The Reservation: ALIENATED, ANGRY, AND ADRIFT
Across the United States, authorities on Indian reservations are under siege. Gangs are a critical issue. The Justice Department estimates that gangs are active on 300 of the 564 reservations nationwide. On just one reservation — South Dakota’s Pine Ridge, the rocky, barren wasteland known for the Wounded Knee Massacre — authorities estimate that 3,000 of the 25,000 residents swear allegiance to one gang or another.
Tribal officials have long fretted over the lack of money for programs to catch kids before they go bad. Though the Justice Department and tribal leaders across the country have been working with some success in recent years to develop juvenile-justice programs, funding has been scarce — and has been growing scarcer under the Bush administration. There is still little available to handle young offenders early in their criminal careers. In all of Indian country, there are only ten juvenile facilities, though the federal government has funded 16 more to be built in the coming years. That, in addition to the lack of law-enforcement officers, experienced tribal courts, and the absence of any real mechanism to deal with young offenders, means that everyone — from teachers to social workers to cops — often look the other way until young offenders’ crimes are so bad they can no longer be ignored.
“Our young people are walking around today and they have no identity, ” says Clyde Bellecourt, founder of the Minneapolis-based American Indian Movement. “What do they identify with? Where’s their family? They go home to alcohol and drug abuse, overcrowded conditions, unemployment, sometimes sexual abuse.”
“Our young people, even our Indian kids who belong to these gangs, are … tattooing medicine wheels on their arms,” Bellecourt says. “They are trying to be warriors, but … a warrior isn’t somebody who just goes out and shoots people and calls their sisters and girlfriends bitches and whores. A warrior is a person who goes out and protects … who takes care of the community. And [these kids] got that all mixed up.”
Leaders like Bellecourt have been reaching out to Indian youth. On several reservations — including Red Lake — authorities have worked with the federal government to develop holistic programs designed to steer potentially troubled kids into programs that rely on traditional Native American techniques that focus on community involvement and counseling over punishment. Some even operate cultural-immersion programs in which at-risk teens are rigorously drilled in native ways.

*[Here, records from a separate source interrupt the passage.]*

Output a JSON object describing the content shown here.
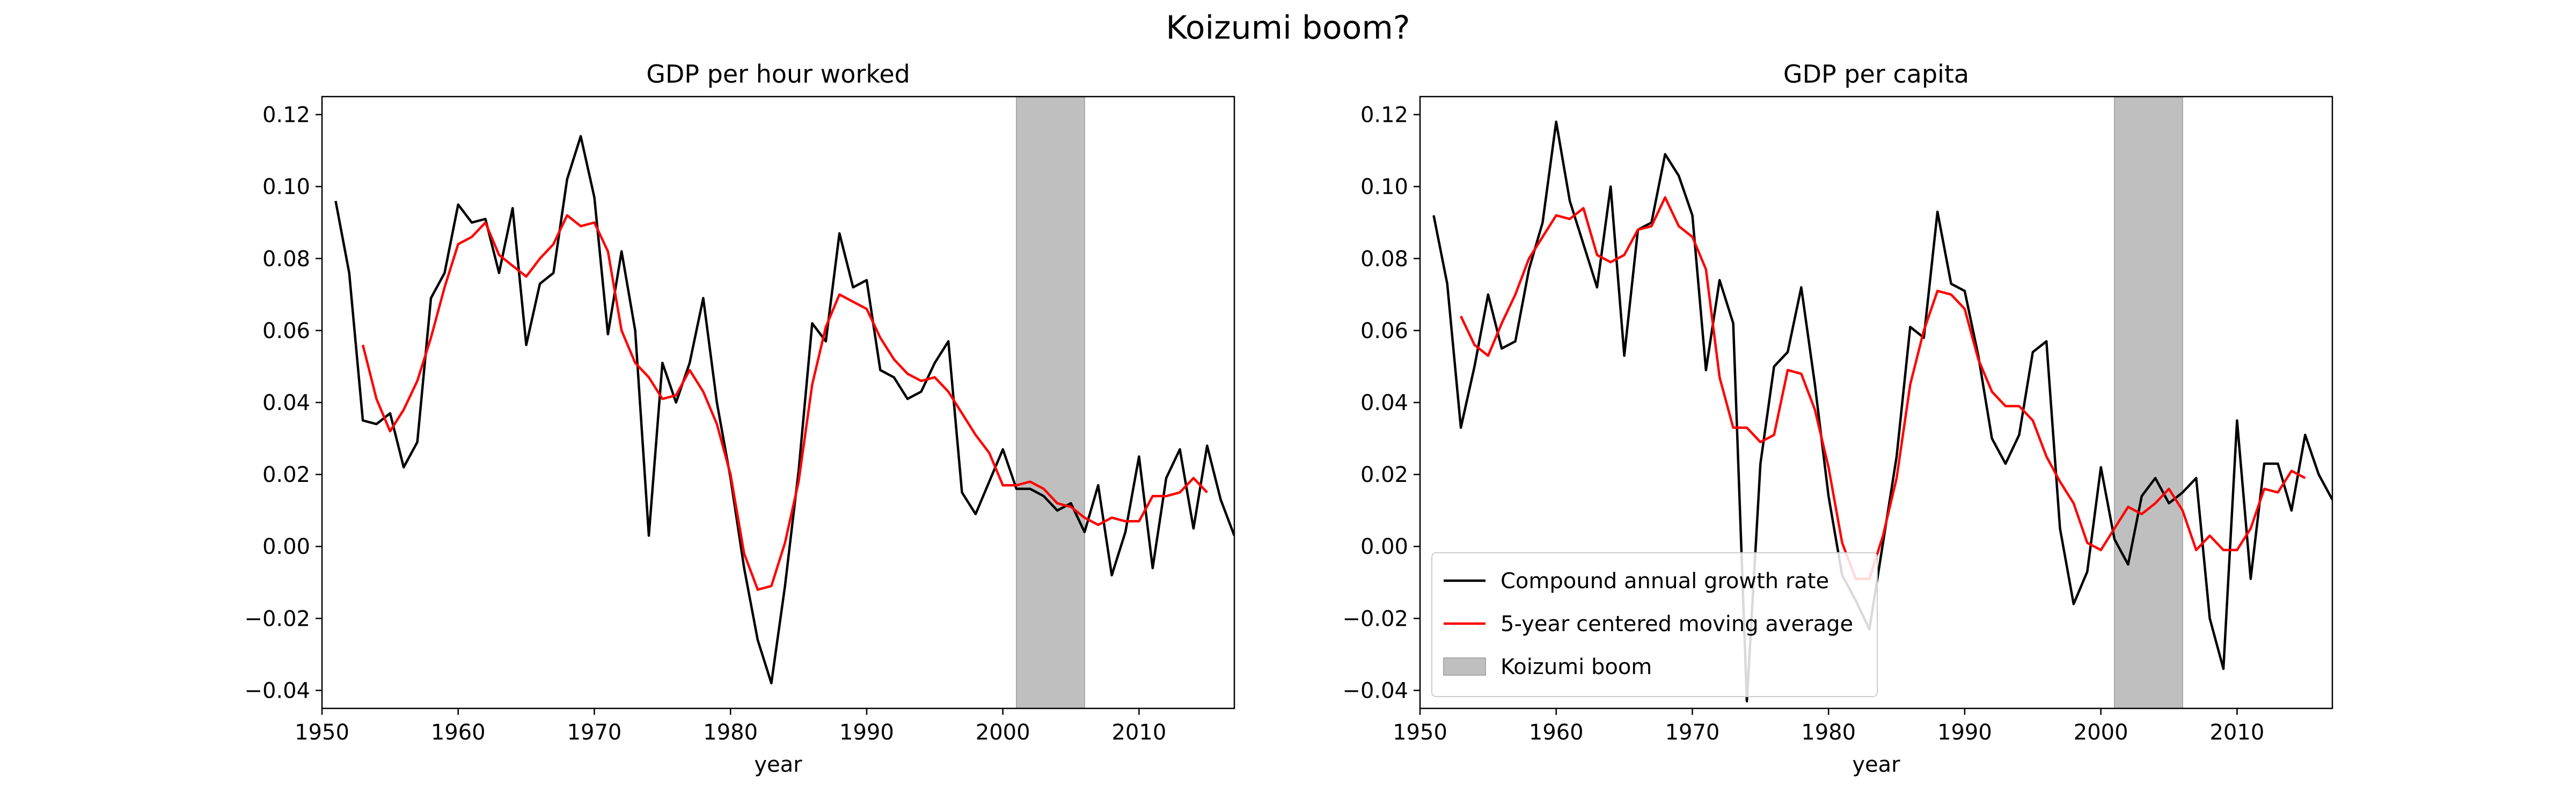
{
  "figure_title": "Koizumi boom?",
  "legend": {
    "placement": "lower left (right panel)",
    "items": [
      {
        "label": "Compound annual growth rate",
        "kind": "line",
        "color": "#000000"
      },
      {
        "label": "5-year centered moving average",
        "kind": "line",
        "color": "#ff0000"
      },
      {
        "label": "Koizumi boom",
        "kind": "patch",
        "color": "#bfbfbf"
      }
    ]
  },
  "chart_data": [
    {
      "type": "line",
      "title": "GDP per hour worked",
      "xlabel": "year",
      "ylabel": "",
      "xlim": [
        1950,
        2017
      ],
      "ylim": [
        -0.045,
        0.125
      ],
      "xticks": [
        1950,
        1960,
        1970,
        1980,
        1990,
        2000,
        2010
      ],
      "yticks": [
        -0.04,
        -0.02,
        0.0,
        0.02,
        0.04,
        0.06,
        0.08,
        0.1,
        0.12
      ],
      "ytick_labels": [
        "−0.04",
        "−0.02",
        "0.00",
        "0.02",
        "0.04",
        "0.06",
        "0.08",
        "0.10",
        "0.12"
      ],
      "grid": false,
      "shaded_span": {
        "label": "Koizumi boom",
        "x_start": 2001,
        "x_end": 2006,
        "color": "#bfbfbf"
      },
      "series": [
        {
          "name": "Compound annual growth rate",
          "color": "#000000",
          "x": [
            1951,
            1952,
            1953,
            1954,
            1955,
            1956,
            1957,
            1958,
            1959,
            1960,
            1961,
            1962,
            1963,
            1964,
            1965,
            1966,
            1967,
            1968,
            1969,
            1970,
            1971,
            1972,
            1973,
            1974,
            1975,
            1976,
            1977,
            1978,
            1979,
            1980,
            1981,
            1982,
            1983,
            1984,
            1985,
            1986,
            1987,
            1988,
            1989,
            1990,
            1991,
            1992,
            1993,
            1994,
            1995,
            1996,
            1997,
            1998,
            1999,
            2000,
            2001,
            2002,
            2003,
            2004,
            2005,
            2006,
            2007,
            2008,
            2009,
            2010,
            2011,
            2012,
            2013,
            2014,
            2015,
            2016,
            2017
          ],
          "y": [
            0.096,
            0.076,
            0.035,
            0.034,
            0.037,
            0.022,
            0.029,
            0.069,
            0.076,
            0.095,
            0.09,
            0.091,
            0.076,
            0.094,
            0.056,
            0.073,
            0.076,
            0.102,
            0.114,
            0.097,
            0.059,
            0.082,
            0.06,
            0.003,
            0.051,
            0.04,
            0.051,
            0.069,
            0.04,
            0.019,
            -0.006,
            -0.026,
            -0.038,
            -0.011,
            0.021,
            0.062,
            0.057,
            0.087,
            0.072,
            0.074,
            0.049,
            0.047,
            0.041,
            0.043,
            0.051,
            0.057,
            0.015,
            0.009,
            0.018,
            0.027,
            0.016,
            0.016,
            0.014,
            0.01,
            0.012,
            0.004,
            0.017,
            -0.008,
            0.004,
            0.025,
            -0.006,
            0.019,
            0.027,
            0.005,
            0.028,
            0.013,
            0.003
          ]
        },
        {
          "name": "5-year centered moving average",
          "color": "#ff0000",
          "x": [
            1953,
            1954,
            1955,
            1956,
            1957,
            1958,
            1959,
            1960,
            1961,
            1962,
            1963,
            1964,
            1965,
            1966,
            1967,
            1968,
            1969,
            1970,
            1971,
            1972,
            1973,
            1974,
            1975,
            1976,
            1977,
            1978,
            1979,
            1980,
            1981,
            1982,
            1983,
            1984,
            1985,
            1986,
            1987,
            1988,
            1989,
            1990,
            1991,
            1992,
            1993,
            1994,
            1995,
            1996,
            1997,
            1998,
            1999,
            2000,
            2001,
            2002,
            2003,
            2004,
            2005,
            2006,
            2007,
            2008,
            2009,
            2010,
            2011,
            2012,
            2013,
            2014,
            2015
          ],
          "y": [
            0.056,
            0.041,
            0.032,
            0.038,
            0.046,
            0.058,
            0.072,
            0.084,
            0.086,
            0.09,
            0.081,
            0.078,
            0.075,
            0.08,
            0.084,
            0.092,
            0.089,
            0.09,
            0.082,
            0.06,
            0.051,
            0.047,
            0.041,
            0.042,
            0.049,
            0.043,
            0.034,
            0.02,
            -0.002,
            -0.012,
            -0.011,
            0.001,
            0.018,
            0.045,
            0.061,
            0.07,
            0.068,
            0.066,
            0.058,
            0.052,
            0.048,
            0.046,
            0.047,
            0.043,
            0.037,
            0.031,
            0.026,
            0.017,
            0.017,
            0.018,
            0.016,
            0.012,
            0.011,
            0.008,
            0.006,
            0.008,
            0.007,
            0.007,
            0.014,
            0.014,
            0.015,
            0.019,
            0.015
          ]
        }
      ]
    },
    {
      "type": "line",
      "title": "GDP per capita",
      "xlabel": "year",
      "ylabel": "",
      "xlim": [
        1950,
        2017
      ],
      "ylim": [
        -0.045,
        0.125
      ],
      "xticks": [
        1950,
        1960,
        1970,
        1980,
        1990,
        2000,
        2010
      ],
      "yticks": [
        -0.04,
        -0.02,
        0.0,
        0.02,
        0.04,
        0.06,
        0.08,
        0.1,
        0.12
      ],
      "ytick_labels": [
        "−0.04",
        "−0.02",
        "0.00",
        "0.02",
        "0.04",
        "0.06",
        "0.08",
        "0.10",
        "0.12"
      ],
      "grid": false,
      "shaded_span": {
        "label": "Koizumi boom",
        "x_start": 2001,
        "x_end": 2006,
        "color": "#bfbfbf"
      },
      "series": [
        {
          "name": "Compound annual growth rate",
          "color": "#000000",
          "x": [
            1951,
            1952,
            1953,
            1954,
            1955,
            1956,
            1957,
            1958,
            1959,
            1960,
            1961,
            1962,
            1963,
            1964,
            1965,
            1966,
            1967,
            1968,
            1969,
            1970,
            1971,
            1972,
            1973,
            1974,
            1975,
            1976,
            1977,
            1978,
            1979,
            1980,
            1981,
            1982,
            1983,
            1984,
            1985,
            1986,
            1987,
            1988,
            1989,
            1990,
            1991,
            1992,
            1993,
            1994,
            1995,
            1996,
            1997,
            1998,
            1999,
            2000,
            2001,
            2002,
            2003,
            2004,
            2005,
            2006,
            2007,
            2008,
            2009,
            2010,
            2011,
            2012,
            2013,
            2014,
            2015,
            2016,
            2017
          ],
          "y": [
            0.092,
            0.073,
            0.033,
            0.05,
            0.07,
            0.055,
            0.057,
            0.077,
            0.09,
            0.118,
            0.096,
            0.084,
            0.072,
            0.1,
            0.053,
            0.088,
            0.09,
            0.109,
            0.103,
            0.092,
            0.049,
            0.074,
            0.062,
            -0.043,
            0.023,
            0.05,
            0.054,
            0.072,
            0.045,
            0.014,
            -0.008,
            -0.015,
            -0.023,
            0.001,
            0.025,
            0.061,
            0.058,
            0.093,
            0.073,
            0.071,
            0.053,
            0.03,
            0.023,
            0.031,
            0.054,
            0.057,
            0.005,
            -0.016,
            -0.007,
            0.022,
            0.002,
            -0.005,
            0.014,
            0.019,
            0.012,
            0.015,
            0.019,
            -0.02,
            -0.034,
            0.035,
            -0.009,
            0.023,
            0.023,
            0.01,
            0.031,
            0.02,
            0.013
          ]
        },
        {
          "name": "5-year centered moving average",
          "color": "#ff0000",
          "x": [
            1953,
            1954,
            1955,
            1956,
            1957,
            1958,
            1959,
            1960,
            1961,
            1962,
            1963,
            1964,
            1965,
            1966,
            1967,
            1968,
            1969,
            1970,
            1971,
            1972,
            1973,
            1974,
            1975,
            1976,
            1977,
            1978,
            1979,
            1980,
            1981,
            1982,
            1983,
            1984,
            1985,
            1986,
            1987,
            1988,
            1989,
            1990,
            1991,
            1992,
            1993,
            1994,
            1995,
            1996,
            1997,
            1998,
            1999,
            2000,
            2001,
            2002,
            2003,
            2004,
            2005,
            2006,
            2007,
            2008,
            2009,
            2010,
            2011,
            2012,
            2013,
            2014,
            2015
          ],
          "y": [
            0.064,
            0.056,
            0.053,
            0.062,
            0.07,
            0.08,
            0.086,
            0.092,
            0.091,
            0.094,
            0.081,
            0.079,
            0.081,
            0.088,
            0.089,
            0.097,
            0.089,
            0.086,
            0.077,
            0.047,
            0.033,
            0.033,
            0.029,
            0.031,
            0.049,
            0.048,
            0.038,
            0.022,
            0.001,
            -0.009,
            -0.009,
            0.003,
            0.019,
            0.045,
            0.06,
            0.071,
            0.07,
            0.066,
            0.052,
            0.043,
            0.039,
            0.039,
            0.035,
            0.025,
            0.018,
            0.012,
            0.001,
            -0.001,
            0.005,
            0.011,
            0.009,
            0.012,
            0.016,
            0.01,
            -0.001,
            0.003,
            -0.001,
            -0.001,
            0.005,
            0.016,
            0.015,
            0.021,
            0.019
          ]
        }
      ]
    }
  ]
}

There are no authoritative studies on whether those programs are working, but Ada Pecos Melton, a highly regarded researcher, says she is optimistic.
“I think those kinds of … things are trying to whittle away at a huge problem. The problem didn’t happen overnight, and so the solution can’t be expected to happen overnight either,” says Melton. “This is one of the ways to whittle away at this huge problem … and you cannot … say stop doing that or it doesn’t work, because it’s too soon to know. But they have got to do it.”
Obviously this article originated a decade ago and talks about many a heinous reality, but a tangential aspect took up most of the conversation here. As it turns out, the statistics on school shootings since the above-mentioned Columbine are nothing short of staggering. We do not want to get bogged down in the politics of all of this, but we will wonder freely why it became political at all. Problems with too many variables in causation just seem to light people up — if you’ll pardon the expression. Somebody needs to lock ’em in a room until the politicians come out with a plan. Sure, it may not work, but then we just try another plan. Doing nothing sure has not made anything better.